In effort to find a more-cost-effective and energy-efficient hydrogen peroxide (H2O2) production route, researchers at Rice University, Houston, have developed a localized and renewable generation method using inexpensive, metal-free carbon black (CB) treated with plasma. The simplicity of the process could allow more local generation of H2O2, avoiding the cost usually incurred for transporting it from centralized plants, say the researchers.
Figure 1. Scientists at Rice University have introduced plasma-treated carbon black as a simple and highly efficient catalyst for the production of hydrogen peroxide. Source: Tour Group/Yakobson Research Group/Rice University.
Its market — estimated at $5 billion/yr — is rapidly expanding, especially amid the COVID-19 pandemic, which has spurred H2O2’s wide use as a disinfectant in addition to its common uses in paper and pulp processing, wastewater treatment and chemical oxidation. The traditional energy-intensive anthraquinone process that produces most H2O2 requires expensive catalysts and generates large amounts of wastewater and toxic organic byproducts. Furthermore, transportation from centralized H2O2 generation facilities, and then local storage, account for a large portion of the chemical cost.

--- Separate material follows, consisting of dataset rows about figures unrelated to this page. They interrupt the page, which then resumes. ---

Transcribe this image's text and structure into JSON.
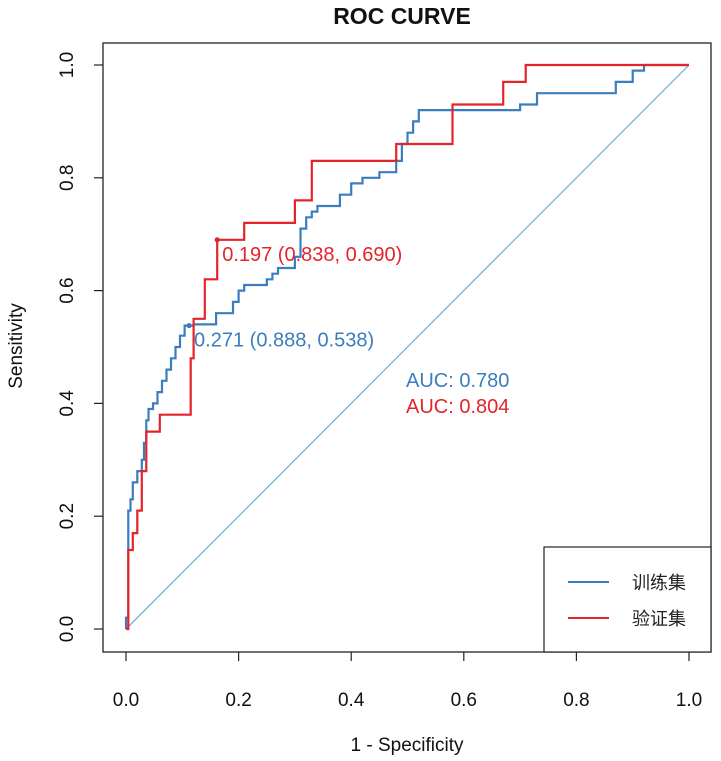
{
  "chart_data": {
    "type": "line",
    "title": "ROC CURVE",
    "xlabel": "1 - Specificity",
    "ylabel": "Sensitivity",
    "xlim": [
      0,
      1
    ],
    "ylim": [
      0,
      1
    ],
    "x_ticks": [
      "0.0",
      "0.2",
      "0.4",
      "0.6",
      "0.8",
      "1.0"
    ],
    "y_ticks": [
      "0.0",
      "0.2",
      "0.4",
      "0.6",
      "0.8",
      "1.0"
    ],
    "legend_position": "bottom-right",
    "diagonal_color": "#6aaed6",
    "series": [
      {
        "name": "训练集",
        "color": "#3a7ebf",
        "auc_label": "AUC: 0.780",
        "threshold_label": "0.271 (0.888, 0.538)",
        "threshold_point": [
          0.112,
          0.538
        ],
        "points": [
          [
            0,
            0
          ],
          [
            0,
            0.02
          ],
          [
            0.004,
            0.02
          ],
          [
            0.004,
            0.21
          ],
          [
            0.008,
            0.21
          ],
          [
            0.008,
            0.23
          ],
          [
            0.012,
            0.23
          ],
          [
            0.012,
            0.26
          ],
          [
            0.02,
            0.26
          ],
          [
            0.02,
            0.28
          ],
          [
            0.028,
            0.28
          ],
          [
            0.028,
            0.3
          ],
          [
            0.032,
            0.3
          ],
          [
            0.032,
            0.33
          ],
          [
            0.036,
            0.33
          ],
          [
            0.036,
            0.37
          ],
          [
            0.04,
            0.37
          ],
          [
            0.04,
            0.39
          ],
          [
            0.048,
            0.39
          ],
          [
            0.048,
            0.4
          ],
          [
            0.056,
            0.4
          ],
          [
            0.056,
            0.42
          ],
          [
            0.064,
            0.42
          ],
          [
            0.064,
            0.44
          ],
          [
            0.072,
            0.44
          ],
          [
            0.072,
            0.46
          ],
          [
            0.08,
            0.46
          ],
          [
            0.08,
            0.48
          ],
          [
            0.088,
            0.48
          ],
          [
            0.088,
            0.5
          ],
          [
            0.096,
            0.5
          ],
          [
            0.096,
            0.52
          ],
          [
            0.104,
            0.52
          ],
          [
            0.104,
            0.538
          ],
          [
            0.12,
            0.538
          ],
          [
            0.12,
            0.54
          ],
          [
            0.16,
            0.54
          ],
          [
            0.16,
            0.56
          ],
          [
            0.19,
            0.56
          ],
          [
            0.19,
            0.58
          ],
          [
            0.2,
            0.58
          ],
          [
            0.2,
            0.6
          ],
          [
            0.21,
            0.6
          ],
          [
            0.21,
            0.61
          ],
          [
            0.25,
            0.61
          ],
          [
            0.25,
            0.62
          ],
          [
            0.26,
            0.62
          ],
          [
            0.26,
            0.63
          ],
          [
            0.27,
            0.63
          ],
          [
            0.27,
            0.64
          ],
          [
            0.3,
            0.64
          ],
          [
            0.3,
            0.66
          ],
          [
            0.31,
            0.66
          ],
          [
            0.31,
            0.71
          ],
          [
            0.32,
            0.71
          ],
          [
            0.32,
            0.73
          ],
          [
            0.33,
            0.73
          ],
          [
            0.33,
            0.74
          ],
          [
            0.34,
            0.74
          ],
          [
            0.34,
            0.75
          ],
          [
            0.38,
            0.75
          ],
          [
            0.38,
            0.77
          ],
          [
            0.4,
            0.77
          ],
          [
            0.4,
            0.79
          ],
          [
            0.42,
            0.79
          ],
          [
            0.42,
            0.8
          ],
          [
            0.45,
            0.8
          ],
          [
            0.45,
            0.81
          ],
          [
            0.48,
            0.81
          ],
          [
            0.48,
            0.83
          ],
          [
            0.49,
            0.83
          ],
          [
            0.49,
            0.86
          ],
          [
            0.5,
            0.86
          ],
          [
            0.5,
            0.88
          ],
          [
            0.51,
            0.88
          ],
          [
            0.51,
            0.9
          ],
          [
            0.52,
            0.9
          ],
          [
            0.52,
            0.92
          ],
          [
            0.7,
            0.92
          ],
          [
            0.7,
            0.93
          ],
          [
            0.73,
            0.93
          ],
          [
            0.73,
            0.95
          ],
          [
            0.87,
            0.95
          ],
          [
            0.87,
            0.97
          ],
          [
            0.9,
            0.97
          ],
          [
            0.9,
            0.99
          ],
          [
            0.92,
            0.99
          ],
          [
            0.92,
            1.0
          ],
          [
            1.0,
            1.0
          ]
        ]
      },
      {
        "name": "验证集",
        "color": "#e3242b",
        "auc_label": "AUC: 0.804",
        "threshold_label": "0.197 (0.838, 0.690)",
        "threshold_point": [
          0.162,
          0.69
        ],
        "points": [
          [
            0,
            0
          ],
          [
            0.004,
            0
          ],
          [
            0.004,
            0.14
          ],
          [
            0.012,
            0.14
          ],
          [
            0.012,
            0.17
          ],
          [
            0.02,
            0.17
          ],
          [
            0.02,
            0.21
          ],
          [
            0.028,
            0.21
          ],
          [
            0.028,
            0.28
          ],
          [
            0.036,
            0.28
          ],
          [
            0.036,
            0.35
          ],
          [
            0.06,
            0.35
          ],
          [
            0.06,
            0.38
          ],
          [
            0.115,
            0.38
          ],
          [
            0.115,
            0.48
          ],
          [
            0.12,
            0.48
          ],
          [
            0.12,
            0.55
          ],
          [
            0.14,
            0.55
          ],
          [
            0.14,
            0.62
          ],
          [
            0.162,
            0.62
          ],
          [
            0.162,
            0.69
          ],
          [
            0.21,
            0.69
          ],
          [
            0.21,
            0.72
          ],
          [
            0.3,
            0.72
          ],
          [
            0.3,
            0.76
          ],
          [
            0.33,
            0.76
          ],
          [
            0.33,
            0.83
          ],
          [
            0.48,
            0.83
          ],
          [
            0.48,
            0.86
          ],
          [
            0.58,
            0.86
          ],
          [
            0.58,
            0.93
          ],
          [
            0.67,
            0.93
          ],
          [
            0.67,
            0.97
          ],
          [
            0.71,
            0.97
          ],
          [
            0.71,
            1.0
          ],
          [
            1.0,
            1.0
          ]
        ]
      }
    ]
  }
}
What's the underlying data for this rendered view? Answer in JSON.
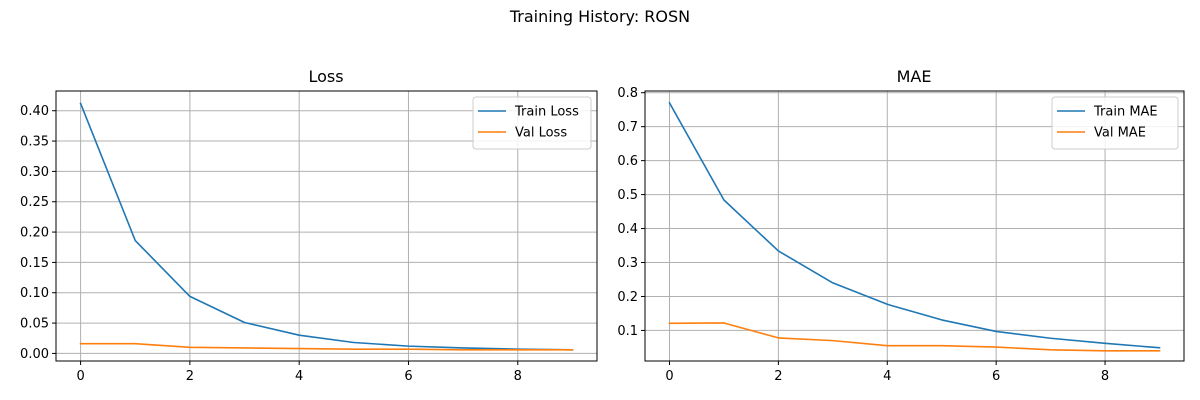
{
  "figure": {
    "title": "Training History: ROSN"
  },
  "colors": {
    "train": "#1f77b4",
    "val": "#ff7f0e"
  },
  "chart_data": [
    {
      "type": "line",
      "title": "Loss",
      "xlabel": "",
      "ylabel": "",
      "xlim": [
        -0.45,
        9.45
      ],
      "ylim": [
        -0.0125,
        0.4325
      ],
      "xticks": [
        0,
        2,
        4,
        6,
        8
      ],
      "yticks": [
        0.0,
        0.05,
        0.1,
        0.15,
        0.2,
        0.25,
        0.3,
        0.35,
        0.4
      ],
      "ytick_decimals": 2,
      "grid": true,
      "legend": "top-right",
      "x": [
        0,
        1,
        2,
        3,
        4,
        5,
        6,
        7,
        8,
        9
      ],
      "series": [
        {
          "name": "Train Loss",
          "values": [
            0.412,
            0.186,
            0.094,
            0.051,
            0.03,
            0.018,
            0.012,
            0.009,
            0.007,
            0.006
          ]
        },
        {
          "name": "Val Loss",
          "values": [
            0.016,
            0.016,
            0.01,
            0.009,
            0.008,
            0.007,
            0.007,
            0.006,
            0.006,
            0.006
          ]
        }
      ]
    },
    {
      "type": "line",
      "title": "MAE",
      "xlabel": "",
      "ylabel": "",
      "xlim": [
        -0.45,
        9.45
      ],
      "ylim": [
        0.01,
        0.805
      ],
      "xticks": [
        0,
        2,
        4,
        6,
        8
      ],
      "yticks": [
        0.1,
        0.2,
        0.3,
        0.4,
        0.5,
        0.6,
        0.7,
        0.8
      ],
      "ytick_decimals": 1,
      "grid": true,
      "legend": "top-right",
      "x": [
        0,
        1,
        2,
        3,
        4,
        5,
        6,
        7,
        8,
        9
      ],
      "series": [
        {
          "name": "Train MAE",
          "values": [
            0.77,
            0.484,
            0.334,
            0.24,
            0.177,
            0.131,
            0.097,
            0.077,
            0.062,
            0.049
          ]
        },
        {
          "name": "Val MAE",
          "values": [
            0.121,
            0.122,
            0.078,
            0.07,
            0.055,
            0.055,
            0.051,
            0.043,
            0.04,
            0.04
          ]
        }
      ]
    }
  ]
}
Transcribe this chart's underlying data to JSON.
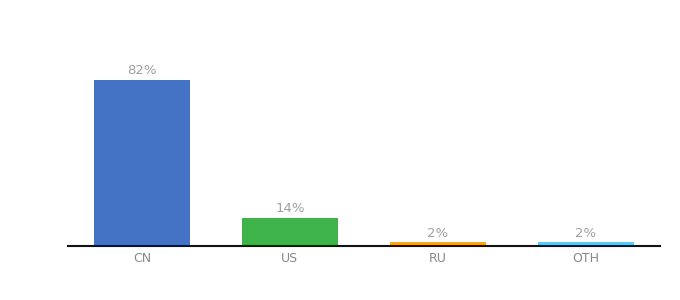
{
  "categories": [
    "CN",
    "US",
    "RU",
    "OTH"
  ],
  "values": [
    82,
    14,
    2,
    2
  ],
  "labels": [
    "82%",
    "14%",
    "2%",
    "2%"
  ],
  "bar_colors": [
    "#4472c4",
    "#3db34a",
    "#f5a623",
    "#5bc8f5"
  ],
  "background_color": "#ffffff",
  "label_color": "#a0a0a0",
  "label_fontsize": 9.5,
  "tick_fontsize": 9,
  "tick_color": "#888888",
  "ylim": [
    0,
    95
  ],
  "bar_width": 0.65,
  "xlim": [
    -0.5,
    3.5
  ]
}
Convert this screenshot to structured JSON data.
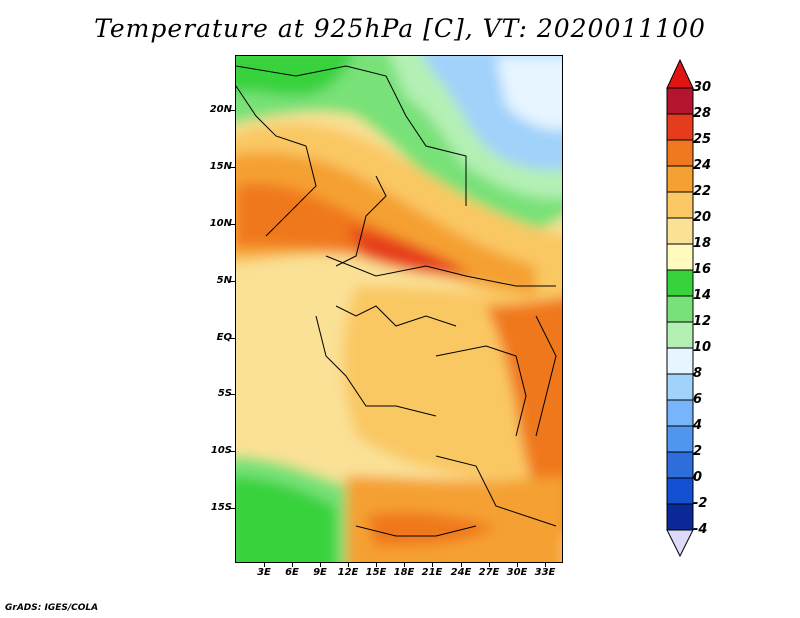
{
  "title": "Temperature at 925hPa [C], VT: 2020011100",
  "footer": "GrADS: IGES/COLA",
  "lat_labels": [
    "20N",
    "15N",
    "10N",
    "5N",
    "EQ",
    "5S",
    "10S",
    "15S"
  ],
  "lon_labels": [
    "3E",
    "6E",
    "9E",
    "12E",
    "15E",
    "18E",
    "21E",
    "24E",
    "27E",
    "30E",
    "33E"
  ],
  "colorbar": {
    "labels": [
      "30",
      "28",
      "25",
      "24",
      "22",
      "20",
      "18",
      "16",
      "14",
      "12",
      "10",
      "8",
      "6",
      "4",
      "2",
      "0",
      "-2",
      "-4"
    ],
    "colors": [
      "#b4142d",
      "#e63c1e",
      "#f0781e",
      "#f5a032",
      "#fac864",
      "#fae196",
      "#fffabe",
      "#37d23c",
      "#78e178",
      "#b4f0b4",
      "#e6f5ff",
      "#a0d2fa",
      "#78b4fa",
      "#5096f0",
      "#2d6edc",
      "#1450d2",
      "#0a2896"
    ],
    "top_color": "#e11414",
    "bottom_color": "#dcdcfa"
  }
}
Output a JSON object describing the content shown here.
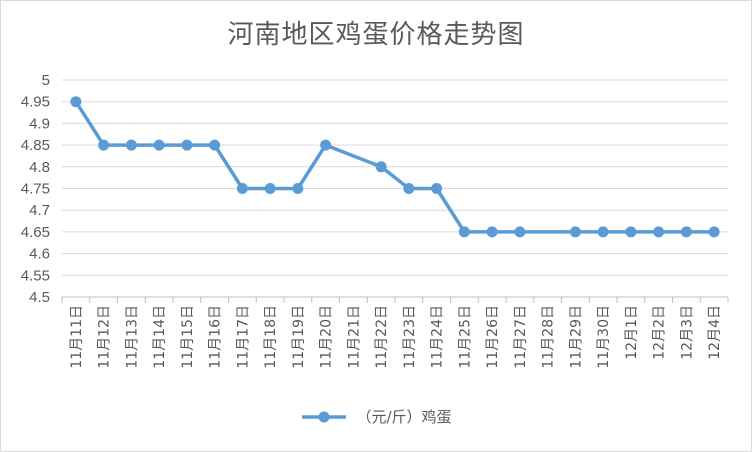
{
  "chart_data": {
    "type": "line",
    "title": "河南地区鸡蛋价格走势图",
    "xlabel": "",
    "ylabel": "",
    "categories": [
      "11月11日",
      "11月12日",
      "11月13日",
      "11月14日",
      "11月15日",
      "11月16日",
      "11月17日",
      "11月18日",
      "11月19日",
      "11月20日",
      "11月21日",
      "11月22日",
      "11月23日",
      "11月24日",
      "11月25日",
      "11月26日",
      "11月27日",
      "11月28日",
      "11月29日",
      "11月30日",
      "12月1日",
      "12月2日",
      "12月3日",
      "12月4日"
    ],
    "yticks": [
      "4.5",
      "4.55",
      "4.6",
      "4.65",
      "4.7",
      "4.75",
      "4.8",
      "4.85",
      "4.9",
      "4.95",
      "5"
    ],
    "ylim": [
      4.5,
      5
    ],
    "grid": true,
    "legend_position": "bottom",
    "series": [
      {
        "name": "（元/斤）鸡蛋",
        "color": "#5b9bd5",
        "values": [
          4.95,
          4.85,
          4.85,
          4.85,
          4.85,
          4.85,
          4.75,
          4.75,
          4.75,
          4.85,
          null,
          4.8,
          4.75,
          4.75,
          4.65,
          4.65,
          4.65,
          null,
          4.65,
          4.65,
          4.65,
          4.65,
          4.65,
          4.65
        ]
      }
    ]
  }
}
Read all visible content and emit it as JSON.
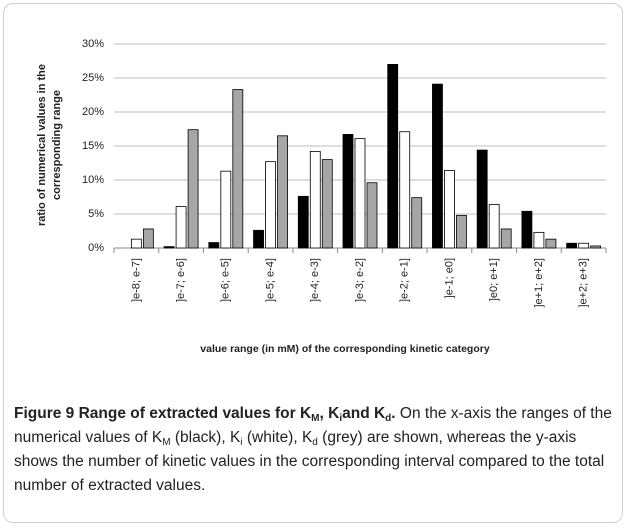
{
  "chart_data": {
    "type": "bar",
    "categories": [
      "]e-8; e-7]",
      "]e-7; e-6]",
      "]e-6; e-5]",
      "]e-5; e-4]",
      "]e-4; e-3]",
      "]e-3; e-2]",
      "]e-2; e-1]",
      "]e-1; e0]",
      "]e0; e+1]",
      "]e+1; e+2]",
      "]e+2; e+3]"
    ],
    "series": [
      {
        "color": "#000000",
        "values": [
          0,
          0.2,
          0.8,
          2.6,
          7.6,
          16.7,
          27.0,
          24.1,
          14.4,
          5.4,
          0.7
        ]
      },
      {
        "color": "#ffffff",
        "values": [
          1.3,
          6.1,
          11.3,
          12.7,
          14.2,
          16.1,
          17.1,
          11.4,
          6.4,
          2.3,
          0.7
        ]
      },
      {
        "color": "#a6a6a6",
        "values": [
          2.8,
          17.4,
          23.3,
          16.5,
          13.0,
          9.6,
          7.4,
          4.8,
          2.8,
          1.3,
          0.3
        ]
      }
    ],
    "ylim": [
      0,
      30
    ],
    "yticks": [
      {
        "value": 0,
        "label": "0%"
      },
      {
        "value": 5,
        "label": "5%"
      },
      {
        "value": 10,
        "label": "10%"
      },
      {
        "value": 15,
        "label": "15%"
      },
      {
        "value": 20,
        "label": "20%"
      },
      {
        "value": 25,
        "label": "25%"
      },
      {
        "value": 30,
        "label": "30%"
      }
    ],
    "y_label": [
      "ratio of numerical values in the",
      "corresponding range"
    ],
    "x_label": "value range (in mM) of the corresponding kinetic category",
    "grid": true
  },
  "caption": {
    "runs": [
      "Figure 9 Range of extracted values for K",
      "M",
      ", K",
      "i",
      "and K",
      "d",
      ". ",
      "On the x-axis the ranges of the numerical values of K",
      "M",
      " (black), K",
      "i",
      " (white), K",
      "d",
      " (grey) are shown, whereas the y-axis shows the number of kinetic values in the corresponding interval compared to the total number of extracted values."
    ]
  }
}
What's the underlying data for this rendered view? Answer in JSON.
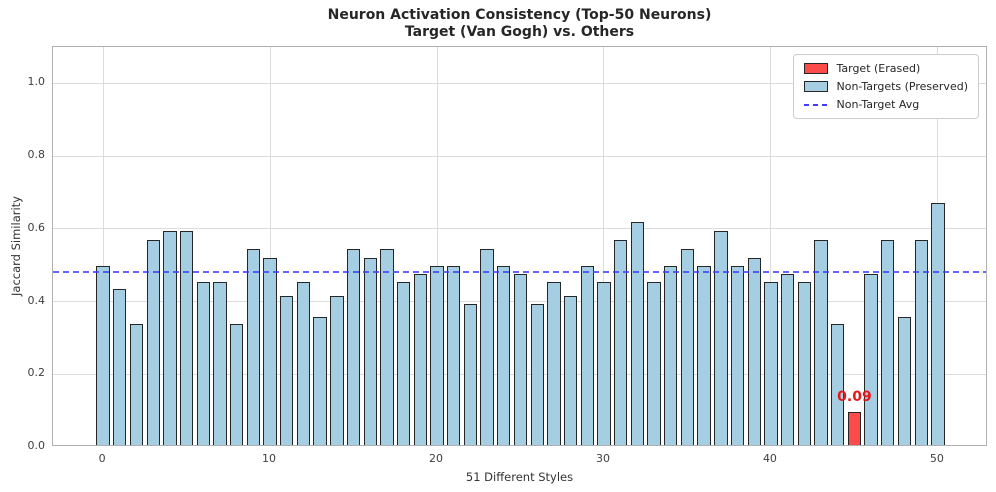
{
  "chart": {
    "title_line1": "Neuron Activation Consistency (Top-50 Neurons)",
    "title_line2": "Target (Van Gogh) vs. Others"
  },
  "chart_data": {
    "type": "bar",
    "title_lines": [
      "Neuron Activation Consistency (Top-50 Neurons)",
      "Target (Van Gogh) vs. Others"
    ],
    "xlabel": "51 Different Styles",
    "ylabel": "Jaccard Similarity",
    "x": [
      0,
      1,
      2,
      3,
      4,
      5,
      6,
      7,
      8,
      9,
      10,
      11,
      12,
      13,
      14,
      15,
      16,
      17,
      18,
      19,
      20,
      21,
      22,
      23,
      24,
      25,
      26,
      27,
      28,
      29,
      30,
      31,
      32,
      33,
      34,
      35,
      36,
      37,
      38,
      39,
      40,
      41,
      42,
      43,
      44,
      45,
      46,
      47,
      48,
      49,
      50
    ],
    "values": [
      0.4925,
      0.4286,
      0.3333,
      0.5625,
      0.5873,
      0.5873,
      0.4493,
      0.4493,
      0.3333,
      0.5385,
      0.5152,
      0.4085,
      0.4493,
      0.3514,
      0.4085,
      0.5385,
      0.5152,
      0.5385,
      0.4493,
      0.4706,
      0.4925,
      0.4925,
      0.3889,
      0.5385,
      0.4925,
      0.4706,
      0.3889,
      0.4493,
      0.4085,
      0.4925,
      0.4493,
      0.5625,
      0.6129,
      0.4493,
      0.4925,
      0.5385,
      0.4925,
      0.5873,
      0.4925,
      0.5152,
      0.4493,
      0.4706,
      0.4493,
      0.5625,
      0.3333,
      0.09,
      0.4706,
      0.5625,
      0.3514,
      0.5625,
      0.6667
    ],
    "target_index": 45,
    "annotation": {
      "text": "0.09",
      "bar_index": 45
    },
    "avg_line": {
      "value": 0.482,
      "label": "Non-Target Avg"
    },
    "ylim": [
      0,
      1.1
    ],
    "xlim": [
      -3,
      53
    ],
    "yticks": [
      "0.0",
      "0.2",
      "0.4",
      "0.6",
      "0.8",
      "1.0"
    ],
    "ytick_values": [
      0.0,
      0.2,
      0.4,
      0.6,
      0.8,
      1.0
    ],
    "xticks": [
      "0",
      "10",
      "20",
      "30",
      "40",
      "50"
    ],
    "xtick_values": [
      0,
      10,
      20,
      30,
      40,
      50
    ],
    "grid": true,
    "legend": {
      "position": "upper right",
      "entries": [
        {
          "label": "Target (Erased)",
          "type": "patch",
          "color": "#fb4b4b"
        },
        {
          "label": "Non-Targets (Preserved)",
          "type": "patch",
          "color": "#a6cee3"
        },
        {
          "label": "Non-Target Avg",
          "type": "dashed-line",
          "color": "#3e3eff"
        }
      ]
    },
    "colors": {
      "target_bar": "#fb4b4b",
      "nontarget_bar": "#a6cee3",
      "bar_edge": "#262626",
      "avg_line": "#3e3eff",
      "annotation": "#e51717",
      "grid": "#dcdcdc",
      "spine": "#b0b0b0"
    }
  }
}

In contrast, the new process takes place under mild conditions in aqueous systems without organic solvents. Plasma processing creates defects in the structure of the carbon black particles, removing enough atoms to free space in the lattice for interactions to occur. When used as a catalyst, the defective particles, known as CB-Plasma, reduce oxygen to hydrogen peroxide with 100% Faradaic efficiency. A recent article in ACS Catalysis contains more detail.
“The electrochemical process outlined here needs no metal catalysts, and this will lower the cost and make the entire process far simpler,” says James Tour, who led the project at Rice. “Proper engineering of carbon structure could provide suitable active sites that reduce oxygen molecules while maintaining the O-O bond, so that hydrogen peroxide is the only product. Besides that, the metal-free design helps prevent the decomposition of hydrogen peroxide.”
“The selectivity towards peroxide rather than water originates not from carbon black per se but… from the specific defects created by plasma processing,” adds Rice materials theorist Boris Yakobson. “These catalytic defect sites favor the bonding of key intermediates for peroxide formation, lowering the reaction barrier and accelerating the desirable outcome.”
Tour notes CB-Plasma matches the efficiency of materials currently used to generate H2O2.
“Scaling this process is much easier than present methods, and it is so simple that even small units could be used to generate hydrogen peroxide at the sites of need,” Tour says. “The plasma-treating process is simple and quick, and no corrosive chemicals nor complicated separation processes are involved. However, the size of most commercial plasma cleaners is relatively small, which may hinder when we synthesize on a very large scale,” he explains.
The team is now working to improve the procedure to create defective catalysts with simple instruments so it better suits industry.
“We are working on these and are very close to success. You may see the results very soon,” he adds.
Tour believes that its defective CB catalyst could also be used in oxygen evolution reactions as part of the water-splitting process, and catalysts for zinc-air or lithium-air batteries. “Of course, our group has made some progress already in all these aspects,” he notes.
A couple of industrial firms have been in contact with the team to collaborate on further development, and admits his team could use help with scaling.